Doch die Selbstporträts sind nicht nur ein beliebter Trend. Sie sind auch nicht gänzlich ungefährlich. Vor allem junge Menschen gehen für einen atemberaubenden Schnappschuss gerne ein wenig mehr Risiko ein – und das hat Konsequenzen.

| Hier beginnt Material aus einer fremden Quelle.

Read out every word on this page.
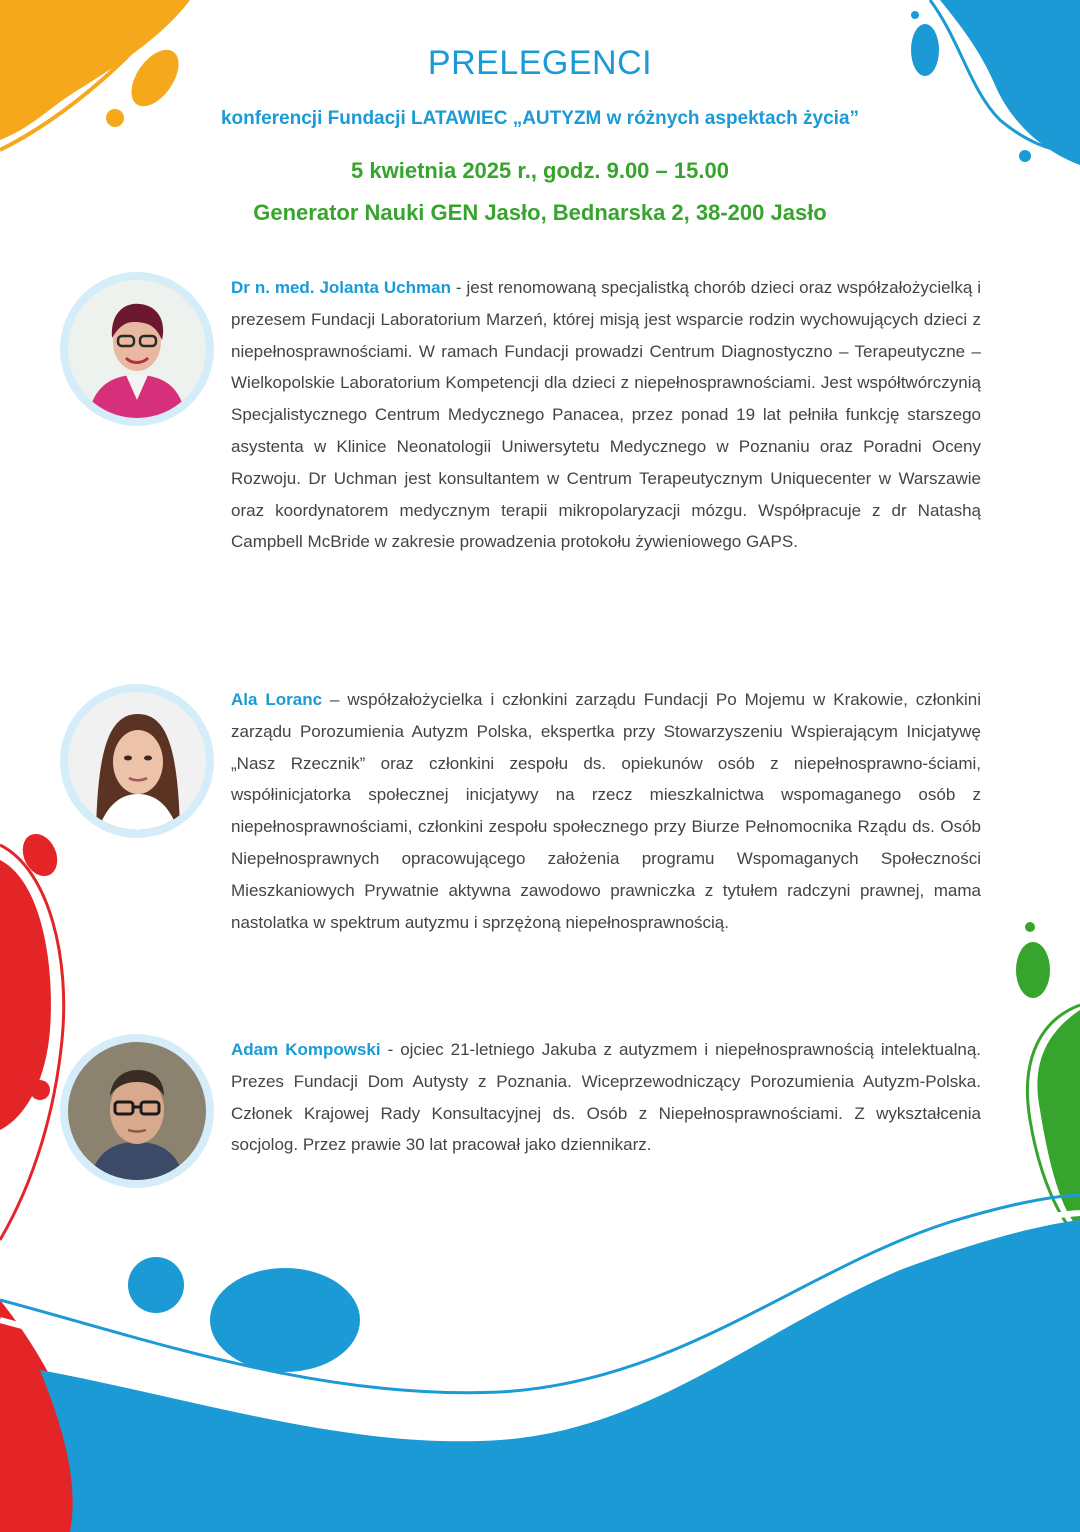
PRELEGENCI

konferencji Fundacji LATAWIEC „AUTYZM w różnych aspektach życia”

5 kwietnia 2025 r., godz. 9.00 – 15.00

Generator Nauki GEN Jasło, Bednarska 2, 38-200 Jasło

Dr n. med. Jolanta Uchman - jest renomowaną specjalistką chorób dzieci oraz współzałożycielką i prezesem Fundacji Laboratorium Marzeń, której misją jest wsparcie rodzin wychowujących dzieci z niepełnosprawnościami. W ramach Fundacji prowadzi Centrum Diagnostyczno – Terapeutyczne – Wielkopolskie Laboratorium Kompetencji dla dzieci z niepełnosprawnościami. Jest współtwórczynią Specjalistycznego Centrum Medycznego Panacea, przez ponad 19 lat pełniła funkcję starszego asystenta w Klinice Neonatologii Uniwersytetu Medycznego w Poznaniu oraz Poradni Oceny Rozwoju. Dr Uchman jest konsultantem w Centrum Terapeutycznym Uniquecenter w Warszawie oraz koordynatorem medycznym terapii mikropolaryzacji mózgu. Współpracuje z dr Natashą Campbell McBride w zakresie prowadzenia protokołu żywieniowego GAPS.

Ala Loranc – współzałożycielka i członkini zarządu Fundacji Po Mojemu w Krakowie, członkini zarządu Porozumienia Autyzm Polska, ekspertka przy Stowarzyszeniu Wspierającym Inicjatywę „Nasz Rzecznik” oraz członkini zespołu ds. opiekunów osób z niepełnosprawno-ściami, współinicjatorka społecznej inicjatywy na rzecz mieszkalnictwa wspomaganego osób z niepełnosprawnościami, członkini zespołu społecznego przy Biurze Pełnomocnika Rządu ds. Osób Niepełnosprawnych opracowującego założenia programu Wspomaganych Społeczności Mieszkaniowych Prywatnie aktywna zawodowo prawniczka z tytułem radczyni prawnej, mama nastolatka w spektrum autyzmu i sprzężoną niepełnosprawnością.

Adam Kompowski - ojciec 21-letniego Jakuba z autyzmem i niepełnosprawnością intelektualną. Prezes Fundacji Dom Autysty z Poznania. Wiceprzewodniczący Porozumienia Autyzm-Polska. Członek Krajowej Rady Konsultacyjnej ds. Osób z Niepełnosprawnościami. Z wykształcenia socjolog. Przez prawie 30 lat pracował jako dziennikarz.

Die vier Wissenschaftler Agam Bansal, Chandan Garg, Abhijith Pakhare und Samiksha Gupta haben im Journal of Family Medicine and Primary Care erst kürzlich ihre Studie veröffentlicht. Darin untersuchen sie, wie gefährlich Selfies tatsächlich für Menschen sind.

Die Ergebnisse:

  • Von Oktober 2011 bis November 2017 sind weltweit 259 Menschen bei einem Selfie gestorben.
  • Die drei häufigsten Todesursachen sind dabei Ertrinken (70 Tote), Verkehrsmittel / Unfall (51 Tote) sowie Sturz und Feuer (je 48 Tote).
  • Der durchschnittliche Verstorbene ist dabei männlich und gerade einmal 22,94 Jahre alt.
  • Lediglich 27,5 Prozent der Selfie-Toten sind weiblich.

Die meisten Menschen sterben beim Versuch eines Selfies oder der Ausführung in Indien gefolgt von Russland und den USA. In Deutschland ist es im Zeitraum nur zu einem tödlichen Zwischenfall gekommen.

Zum Vergleich: Zwischen Januar 2011 und Dezember 2017 (also ein etwas größerer Zeitraum) sind weltweit lediglich 48 Menschen bei Haiangriffen gestorben.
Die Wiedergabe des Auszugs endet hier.